Dinosaurs died because of climate change caused by their farts

Wordsmith

LE
Book Reviewer
#1
One of the bizarre theories I've seen for some time.

Dinosaurs 'produced enough flatulence to force climate change' | Mail Online

Did dinosaurs cause climate change? Huge creatures may have contributed to their own demise because they produced so much flatulence, say scientists

Dinosaurs may be partly to blame for a change in climate because they created so much flatulence, according to leading scientists. Professor Graeme Ruxton of St Andrews University, Scotland, said the giant animals spent 150 years emitting the potent global warming gas, methane. Large plant-eating sauropods would have been the main culprits because of the huge amounts of greenery they consumed.

The team calculated the animals would have collectively produced more than 520m tons of methane a year - more than all today's modern sources put together. It is thought these huge amounts could easily have been enough to warm the planet. It is even possible that the climate change was so catastrophic that it caused the dinosaurs eventual demise.

One of the animals, a 90-ton argentinosaurus, which measured 140ft in length, would have consumed at least half a ton of food in one day. After breaking down in the animal's stomach it would have produced thousands of litres of the greenhouse gas compared with a modern cow which only produces 200 litres of methane daily. Methane is up to 20 times more effective in trapping heat in the atmosphere than carbon dioxide (CO2).
Puts our modern day farting into perspective...

Wordsmith
 
T

Tremaine

Guest
#2
Excuse me..any chance of that working on illegal immigrants? Sorry, crack on. Two sugars is it? biscuits? That's the door I think
 

the_boy_syrup

LE
Book Reviewer
#3
No climate change is a new thing.
We must build more windmills to save the world.
 
#4
Only as crazy as the 'asteroid' theory...
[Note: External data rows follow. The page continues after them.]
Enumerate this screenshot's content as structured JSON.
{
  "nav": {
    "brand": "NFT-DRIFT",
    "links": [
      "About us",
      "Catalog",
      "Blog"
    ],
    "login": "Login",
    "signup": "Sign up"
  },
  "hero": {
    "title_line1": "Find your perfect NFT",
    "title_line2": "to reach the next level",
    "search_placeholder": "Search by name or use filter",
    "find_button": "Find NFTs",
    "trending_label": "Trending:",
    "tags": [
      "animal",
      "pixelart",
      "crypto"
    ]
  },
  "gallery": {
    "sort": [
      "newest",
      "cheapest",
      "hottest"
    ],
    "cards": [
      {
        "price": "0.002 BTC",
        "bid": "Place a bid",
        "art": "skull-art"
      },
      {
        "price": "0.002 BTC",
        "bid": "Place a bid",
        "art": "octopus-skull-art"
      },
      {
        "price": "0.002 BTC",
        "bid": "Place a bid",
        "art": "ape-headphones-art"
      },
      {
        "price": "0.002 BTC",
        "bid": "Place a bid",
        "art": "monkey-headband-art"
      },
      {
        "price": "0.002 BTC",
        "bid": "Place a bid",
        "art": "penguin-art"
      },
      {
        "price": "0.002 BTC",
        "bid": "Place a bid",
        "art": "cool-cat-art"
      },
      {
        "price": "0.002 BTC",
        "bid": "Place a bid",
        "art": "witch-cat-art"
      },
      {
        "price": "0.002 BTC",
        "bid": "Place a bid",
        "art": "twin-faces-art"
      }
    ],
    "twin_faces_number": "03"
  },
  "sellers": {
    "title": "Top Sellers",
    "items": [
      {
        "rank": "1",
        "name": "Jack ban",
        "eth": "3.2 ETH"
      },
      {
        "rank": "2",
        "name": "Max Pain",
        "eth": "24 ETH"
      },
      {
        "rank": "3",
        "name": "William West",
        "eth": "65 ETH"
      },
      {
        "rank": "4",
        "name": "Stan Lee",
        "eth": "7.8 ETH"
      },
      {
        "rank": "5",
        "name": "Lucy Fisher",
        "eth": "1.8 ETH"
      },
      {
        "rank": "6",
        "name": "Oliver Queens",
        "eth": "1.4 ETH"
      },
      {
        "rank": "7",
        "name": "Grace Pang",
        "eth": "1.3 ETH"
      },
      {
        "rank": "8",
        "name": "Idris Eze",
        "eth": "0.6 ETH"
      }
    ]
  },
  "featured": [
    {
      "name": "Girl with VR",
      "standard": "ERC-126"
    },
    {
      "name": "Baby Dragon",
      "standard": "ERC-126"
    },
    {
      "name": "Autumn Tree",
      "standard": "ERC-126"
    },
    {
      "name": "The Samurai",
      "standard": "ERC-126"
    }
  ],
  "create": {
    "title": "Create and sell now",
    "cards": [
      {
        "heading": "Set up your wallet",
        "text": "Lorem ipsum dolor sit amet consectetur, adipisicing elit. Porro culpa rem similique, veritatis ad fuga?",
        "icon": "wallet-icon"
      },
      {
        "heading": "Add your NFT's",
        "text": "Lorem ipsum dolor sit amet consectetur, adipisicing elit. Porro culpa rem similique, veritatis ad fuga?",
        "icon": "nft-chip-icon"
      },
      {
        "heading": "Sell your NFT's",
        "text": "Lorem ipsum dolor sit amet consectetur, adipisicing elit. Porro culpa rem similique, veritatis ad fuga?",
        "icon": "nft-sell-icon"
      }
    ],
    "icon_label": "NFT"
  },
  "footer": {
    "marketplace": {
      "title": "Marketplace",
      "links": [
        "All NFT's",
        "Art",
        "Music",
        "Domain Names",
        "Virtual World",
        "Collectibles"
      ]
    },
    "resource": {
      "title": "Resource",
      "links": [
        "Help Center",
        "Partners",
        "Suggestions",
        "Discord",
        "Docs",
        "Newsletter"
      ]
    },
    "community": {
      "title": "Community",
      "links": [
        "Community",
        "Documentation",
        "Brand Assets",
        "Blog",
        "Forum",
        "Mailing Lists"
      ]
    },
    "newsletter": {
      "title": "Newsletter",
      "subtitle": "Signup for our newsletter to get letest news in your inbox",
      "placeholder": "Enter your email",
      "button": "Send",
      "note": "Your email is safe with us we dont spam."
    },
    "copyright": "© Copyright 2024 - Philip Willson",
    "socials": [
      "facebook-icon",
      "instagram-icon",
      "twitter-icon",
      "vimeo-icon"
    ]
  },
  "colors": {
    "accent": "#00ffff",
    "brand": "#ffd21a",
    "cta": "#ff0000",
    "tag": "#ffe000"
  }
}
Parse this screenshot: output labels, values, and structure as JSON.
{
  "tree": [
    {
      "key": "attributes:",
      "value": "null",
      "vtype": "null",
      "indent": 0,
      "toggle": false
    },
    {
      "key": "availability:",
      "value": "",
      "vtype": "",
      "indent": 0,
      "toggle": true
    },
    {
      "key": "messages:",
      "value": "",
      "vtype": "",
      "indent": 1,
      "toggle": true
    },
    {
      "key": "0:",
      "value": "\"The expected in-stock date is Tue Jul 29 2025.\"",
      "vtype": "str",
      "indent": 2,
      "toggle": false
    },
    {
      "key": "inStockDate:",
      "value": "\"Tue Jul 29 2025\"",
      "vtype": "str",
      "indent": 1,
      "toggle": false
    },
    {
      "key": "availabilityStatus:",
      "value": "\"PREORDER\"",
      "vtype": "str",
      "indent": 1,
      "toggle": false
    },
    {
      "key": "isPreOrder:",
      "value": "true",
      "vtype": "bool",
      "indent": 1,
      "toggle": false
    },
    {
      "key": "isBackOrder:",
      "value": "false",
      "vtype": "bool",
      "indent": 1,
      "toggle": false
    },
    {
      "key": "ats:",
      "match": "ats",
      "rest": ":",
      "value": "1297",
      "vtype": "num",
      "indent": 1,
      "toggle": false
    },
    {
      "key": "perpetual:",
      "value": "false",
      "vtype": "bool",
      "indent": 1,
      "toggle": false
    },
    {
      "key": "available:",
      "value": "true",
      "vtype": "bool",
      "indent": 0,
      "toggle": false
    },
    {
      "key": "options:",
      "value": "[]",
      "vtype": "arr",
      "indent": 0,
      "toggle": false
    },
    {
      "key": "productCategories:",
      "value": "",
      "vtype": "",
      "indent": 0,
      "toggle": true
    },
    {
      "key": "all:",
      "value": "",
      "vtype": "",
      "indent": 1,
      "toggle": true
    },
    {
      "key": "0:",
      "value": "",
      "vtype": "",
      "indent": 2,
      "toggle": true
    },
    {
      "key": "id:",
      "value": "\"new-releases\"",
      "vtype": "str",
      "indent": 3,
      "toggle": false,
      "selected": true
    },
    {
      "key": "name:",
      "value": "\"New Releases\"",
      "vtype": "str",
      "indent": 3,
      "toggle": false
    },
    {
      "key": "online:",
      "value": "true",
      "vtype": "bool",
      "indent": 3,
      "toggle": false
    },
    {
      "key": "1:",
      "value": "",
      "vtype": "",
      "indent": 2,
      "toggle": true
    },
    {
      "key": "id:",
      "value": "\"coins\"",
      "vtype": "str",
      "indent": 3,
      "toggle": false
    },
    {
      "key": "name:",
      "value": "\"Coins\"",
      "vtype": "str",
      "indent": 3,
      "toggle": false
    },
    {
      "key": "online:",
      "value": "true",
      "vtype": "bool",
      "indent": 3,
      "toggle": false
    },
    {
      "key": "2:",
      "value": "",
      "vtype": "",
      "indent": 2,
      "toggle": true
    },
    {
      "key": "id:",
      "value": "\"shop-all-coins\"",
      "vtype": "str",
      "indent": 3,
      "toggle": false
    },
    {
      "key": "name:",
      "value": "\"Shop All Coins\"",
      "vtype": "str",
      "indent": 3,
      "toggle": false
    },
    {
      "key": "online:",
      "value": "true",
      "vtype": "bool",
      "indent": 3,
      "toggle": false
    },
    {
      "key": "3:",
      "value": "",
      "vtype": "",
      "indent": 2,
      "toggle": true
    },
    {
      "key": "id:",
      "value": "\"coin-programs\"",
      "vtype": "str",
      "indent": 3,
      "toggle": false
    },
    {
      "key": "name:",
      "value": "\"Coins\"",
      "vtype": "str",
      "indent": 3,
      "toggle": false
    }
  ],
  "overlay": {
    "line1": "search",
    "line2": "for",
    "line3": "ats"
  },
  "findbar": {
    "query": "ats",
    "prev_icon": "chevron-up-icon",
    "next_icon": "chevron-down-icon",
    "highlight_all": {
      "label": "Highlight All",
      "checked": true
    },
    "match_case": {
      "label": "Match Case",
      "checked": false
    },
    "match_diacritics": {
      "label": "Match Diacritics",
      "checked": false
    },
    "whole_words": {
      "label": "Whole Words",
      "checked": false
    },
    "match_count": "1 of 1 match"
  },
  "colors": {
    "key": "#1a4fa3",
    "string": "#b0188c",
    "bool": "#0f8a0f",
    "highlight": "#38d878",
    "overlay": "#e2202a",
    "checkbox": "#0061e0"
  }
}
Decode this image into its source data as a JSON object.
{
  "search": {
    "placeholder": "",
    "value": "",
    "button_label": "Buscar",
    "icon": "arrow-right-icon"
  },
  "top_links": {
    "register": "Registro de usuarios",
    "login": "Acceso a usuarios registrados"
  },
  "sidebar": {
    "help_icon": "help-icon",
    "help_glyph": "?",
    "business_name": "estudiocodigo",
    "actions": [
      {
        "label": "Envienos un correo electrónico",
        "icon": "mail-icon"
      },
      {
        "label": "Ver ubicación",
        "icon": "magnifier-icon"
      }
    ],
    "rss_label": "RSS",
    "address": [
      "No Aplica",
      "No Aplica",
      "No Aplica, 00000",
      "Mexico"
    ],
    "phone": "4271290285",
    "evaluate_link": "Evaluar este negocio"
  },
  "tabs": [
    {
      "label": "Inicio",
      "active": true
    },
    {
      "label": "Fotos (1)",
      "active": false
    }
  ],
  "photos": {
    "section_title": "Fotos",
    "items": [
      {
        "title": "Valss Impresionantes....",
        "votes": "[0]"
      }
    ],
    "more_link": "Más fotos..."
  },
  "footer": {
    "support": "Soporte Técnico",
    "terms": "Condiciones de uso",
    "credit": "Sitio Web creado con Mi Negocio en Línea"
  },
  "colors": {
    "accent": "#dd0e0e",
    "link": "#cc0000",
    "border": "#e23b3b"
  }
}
We know something caused a change in climate, and the dinos died and turned to oil.
 
#5
If you weigh 14 tonnes and all you have to eat is fucking broccoli trees, well what can you do?

The coal reserves was in fact a global attempt made my the dinosaurs to provide the earth with a giant odour eater......
 
#6
Now if the QM had issued all the dinos with lighters, they could have burned off the methane. As the resulting CO2 is less of a climate killer than methane, then the dinos would still be alive today.
Easy.
 
#7
The team calculated the animals would have collectively produced more than 520m tons of methane a year - more than all today's modern sources put together. It is thought these huge amounts could easily have been enough to warm the planet. It is even possible that the climate change was so catastrophic that it caused the dinosaurs eventual demise.

Does this mean that the Dinosaurs use to blow their own trumpet
 
#9
working on that theory my bedroom should be warmer than the gobi desert.
 
B

bokkatankie

Guest
#12
Any one remember the good old game of dutch ovens? Great stuff, fart, hold wife under duvet until she cries surrender.

Alternative was shower game, bit like above but feed poisonous gas into shower outlet, on balance far more effective than dutch ovens, only downside was lack of long term fun.
 
#13
ah, well. It must have been added to with all those Heiniken, pickled eggs and pickled onion eating and farting contests held in various NAAFI bars in Germany through the 1960s and 1970s that probably brought the Berlin Wall down eventually, and caused communisms to fail.... Hmmm, now is that correct?
 
#16
One of the animals, a 90-ton argentinosaurus, which measured 140ft in length

bloody argentines again
 
#18
unfortunately that is the only pic I have found of her. someone else might be able to get stuff for you though

I googled girls with skull tattoos....good luck :)
 
#19
This is the yurt-tendency trying to answer the old...."well who the fuck was driving gas-guzzlers 100,000 years ago then" argument.